Austria coach backs his understrength side to put it up to Ireland in Sunday’s World Cup qualifier

Austria manager Marcel Koller has questioned Roy Keane's challenge to the Ireland players to "go to war" in Sunday's World Cup qualifier at the Aviva stadium.

Koller admitted he was unconcerned by Keane’s rhetoric and is confident his injury and suspension-hit squad can match an Ireland side that won the return fixture 1-0 in Vienna last November.

Koller said: "I think what Roy Keane said was meant as motivation for the home team and of course, they will try to play hard and physically at home.

“I don’t think you should use the word war about football, but of course I understand that Roy Keane wants to motivate his team and it’s important for Austria to know how to fight that.”


Austria arrived in Dublin without the suspended Marko Arnautovic and strikers Marc Janko and Marcel Sabitzer, while full back Andreas Ulmer was absent because he is getting married this week.

After a poor Euro 2016 finals tournament and a less than impressive start to the new World Cup qualifying campaign, they find themselves under considerable pressure, with defeat at the Aviva likely to signal the end of their hopes of making it to Russia.

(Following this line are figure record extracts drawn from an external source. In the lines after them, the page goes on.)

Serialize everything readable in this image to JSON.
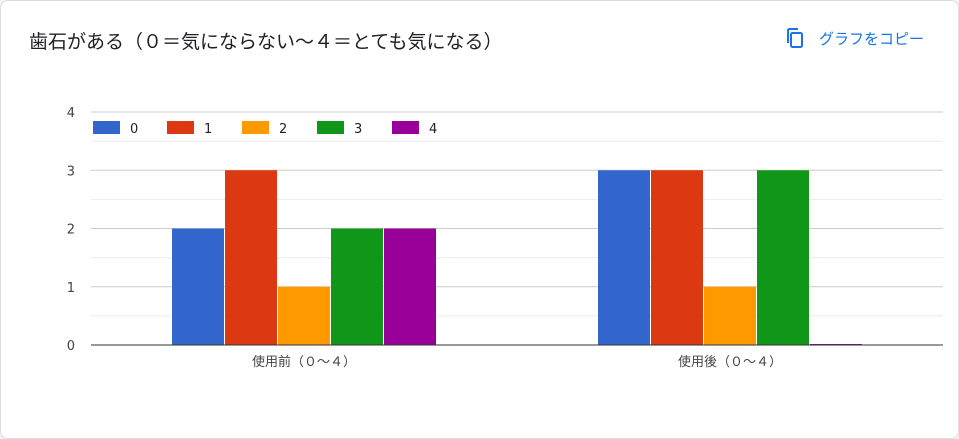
{
  "header": {
    "title": "歯石がある（０＝気にならない〜４＝とても気になる）",
    "copy_label": "グラフをコピー",
    "copy_icon": "copy-icon"
  },
  "colors": {
    "accent": "#1a73e8",
    "series": [
      "#3366cc",
      "#dc3912",
      "#ff9900",
      "#109618",
      "#990099"
    ]
  },
  "chart_data": {
    "type": "bar",
    "title": "歯石がある（０＝気にならない〜４＝とても気になる）",
    "categories": [
      "使用前（０〜４）",
      "使用後（０〜４）"
    ],
    "series": [
      {
        "name": "0",
        "values": [
          2,
          3
        ]
      },
      {
        "name": "1",
        "values": [
          3,
          3
        ]
      },
      {
        "name": "2",
        "values": [
          1,
          1
        ]
      },
      {
        "name": "3",
        "values": [
          2,
          3
        ]
      },
      {
        "name": "4",
        "values": [
          2,
          0
        ]
      }
    ],
    "yticks": [
      "0",
      "1",
      "2",
      "3",
      "4"
    ],
    "ylim": [
      0,
      4
    ],
    "grid": true,
    "legend_position": "top-left",
    "xlabel": "",
    "ylabel": ""
  }
}
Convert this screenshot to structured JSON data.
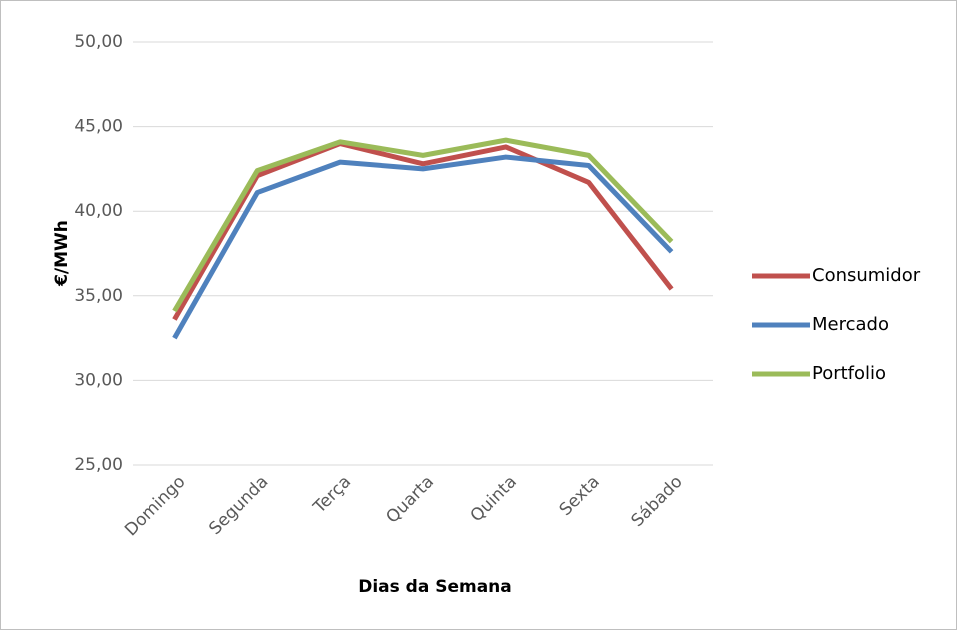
{
  "chart_data": {
    "type": "line",
    "categories": [
      "Domingo",
      "Segunda",
      "Terça",
      "Quarta",
      "Quinta",
      "Sexta",
      "Sábado"
    ],
    "series": [
      {
        "name": "Consumidor",
        "color": "#c0504d",
        "values": [
          33.6,
          42.1,
          44.0,
          42.8,
          43.8,
          41.7,
          35.4
        ]
      },
      {
        "name": "Mercado",
        "color": "#4f81bd",
        "values": [
          32.5,
          41.1,
          42.9,
          42.5,
          43.2,
          42.7,
          37.6
        ]
      },
      {
        "name": "Portfolio",
        "color": "#9bbb59",
        "values": [
          34.1,
          42.4,
          44.1,
          43.3,
          44.2,
          43.3,
          38.2
        ]
      }
    ],
    "ylim": [
      25,
      50
    ],
    "yticks": [
      {
        "value": 25,
        "label": "25,00"
      },
      {
        "value": 30,
        "label": "30,00"
      },
      {
        "value": 35,
        "label": "35,00"
      },
      {
        "value": 40,
        "label": "40,00"
      },
      {
        "value": 45,
        "label": "45,00"
      },
      {
        "value": 50,
        "label": "50,00"
      }
    ],
    "ylabel": "€/MWh",
    "xlabel": "Dias da Semana",
    "grid": true,
    "legend": "right"
  }
}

However, Austria defender Sebastian Prodl was swift to dismiss talk of unrest within the camp.

He said: “There’s always something to discuss if you are not winning games, if you are not competing as you like. But this is not a problem at all.

“We just have to make sure we get back on track and things will get better again and discussions will stop. There’s no discussion in the team, there’s no discussion about the team, so every surrounding noise that’s made at the moment doesn’t affect us at all.

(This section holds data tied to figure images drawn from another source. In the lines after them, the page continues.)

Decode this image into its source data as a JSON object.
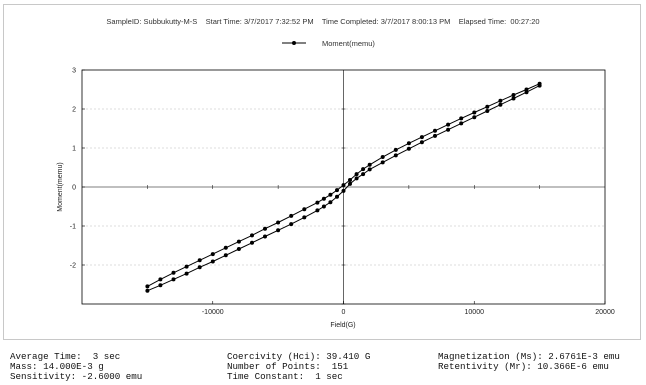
{
  "header": {
    "sample_id": "SampleID: Subbukutty-M-S",
    "start_time": "Start Time: 3/7/2017 7:32:52 PM",
    "time_completed": "Time Completed: 3/7/2017 8:00:13 PM",
    "elapsed_time": "Elapsed Time:  00:27:20"
  },
  "chart_data": {
    "type": "line",
    "xlabel": "Field(G)",
    "ylabel": "Moment(memu)",
    "xlim": [
      -20000,
      20000
    ],
    "ylim": [
      -3,
      3
    ],
    "x_ticks": [
      -10000,
      0,
      10000,
      20000
    ],
    "y_ticks": [
      -2,
      -1,
      0,
      1,
      2,
      3
    ],
    "grid": true,
    "legend_position": "top-center",
    "series": [
      {
        "name": "Moment(memu)",
        "color": "#000000",
        "marker": "circle",
        "branches": [
          {
            "x": [
              15000,
              14000,
              13000,
              12000,
              11000,
              10000,
              9000,
              8000,
              7000,
              6000,
              5000,
              4000,
              3000,
              2000,
              1500,
              1000,
              500,
              0,
              -500,
              -1000,
              -1500,
              -2000,
              -3000,
              -4000,
              -5000,
              -6000,
              -7000,
              -8000,
              -9000,
              -10000,
              -11000,
              -12000,
              -13000,
              -14000,
              -15000
            ],
            "y": [
              2.65,
              2.5,
              2.36,
              2.21,
              2.06,
              1.91,
              1.76,
              1.6,
              1.44,
              1.28,
              1.12,
              0.95,
              0.77,
              0.57,
              0.46,
              0.33,
              0.18,
              0.05,
              -0.08,
              -0.2,
              -0.3,
              -0.4,
              -0.57,
              -0.74,
              -0.91,
              -1.07,
              -1.24,
              -1.4,
              -1.56,
              -1.72,
              -1.88,
              -2.04,
              -2.2,
              -2.37,
              -2.55
            ]
          },
          {
            "x": [
              -15000,
              -14000,
              -13000,
              -12000,
              -11000,
              -10000,
              -9000,
              -8000,
              -7000,
              -6000,
              -5000,
              -4000,
              -3000,
              -2000,
              -1500,
              -1000,
              -500,
              0,
              500,
              1000,
              1500,
              2000,
              3000,
              4000,
              5000,
              6000,
              7000,
              8000,
              9000,
              10000,
              11000,
              12000,
              13000,
              14000,
              15000
            ],
            "y": [
              -2.66,
              -2.52,
              -2.37,
              -2.22,
              -2.06,
              -1.91,
              -1.75,
              -1.59,
              -1.43,
              -1.27,
              -1.11,
              -0.95,
              -0.78,
              -0.6,
              -0.5,
              -0.39,
              -0.25,
              -0.1,
              0.08,
              0.22,
              0.33,
              0.45,
              0.63,
              0.81,
              0.98,
              1.15,
              1.31,
              1.47,
              1.63,
              1.79,
              1.95,
              2.11,
              2.27,
              2.43,
              2.6
            ]
          }
        ]
      }
    ]
  },
  "stats": {
    "average_time": "Average Time:  3 sec",
    "mass": "Mass: 14.000E-3 g",
    "sensitivity": "Sensitivity: -2.6000 emu",
    "coercivity": "Coercivity (Hci): 39.410 G",
    "number_of_points": "Number of Points:  151",
    "time_constant": "Time Constant:  1 sec",
    "magnetization": "Magnetization (Ms): 2.6761E-3 emu",
    "retentivity": "Retentivity (Mr): 10.366E-6 emu"
  }
}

“We feel pressure, of course, but we only feel pressure because we have all got this strong belief and this strong target to go to Russia next year. That’s the only pressure we feel at the moment.”

Swiss Koller was hailed as a national hero after guiding Austria to last summer’s Euro finals in France having dropped just two points along the way, and he was philosophical when asked about speculation that his job is on the line.

He said: “If you look back, there have already been many situations in my career where I have felt some pressure. And, of course, Austria are some points behind Ireland and Serbia, so we want to get back to business and get as many points as possible.

“But I have also been in the business long enough to think positive. The team is well prepared for tomorrow, but I am also aware that the team has to deliver and prove it’s qualities tomorrow.”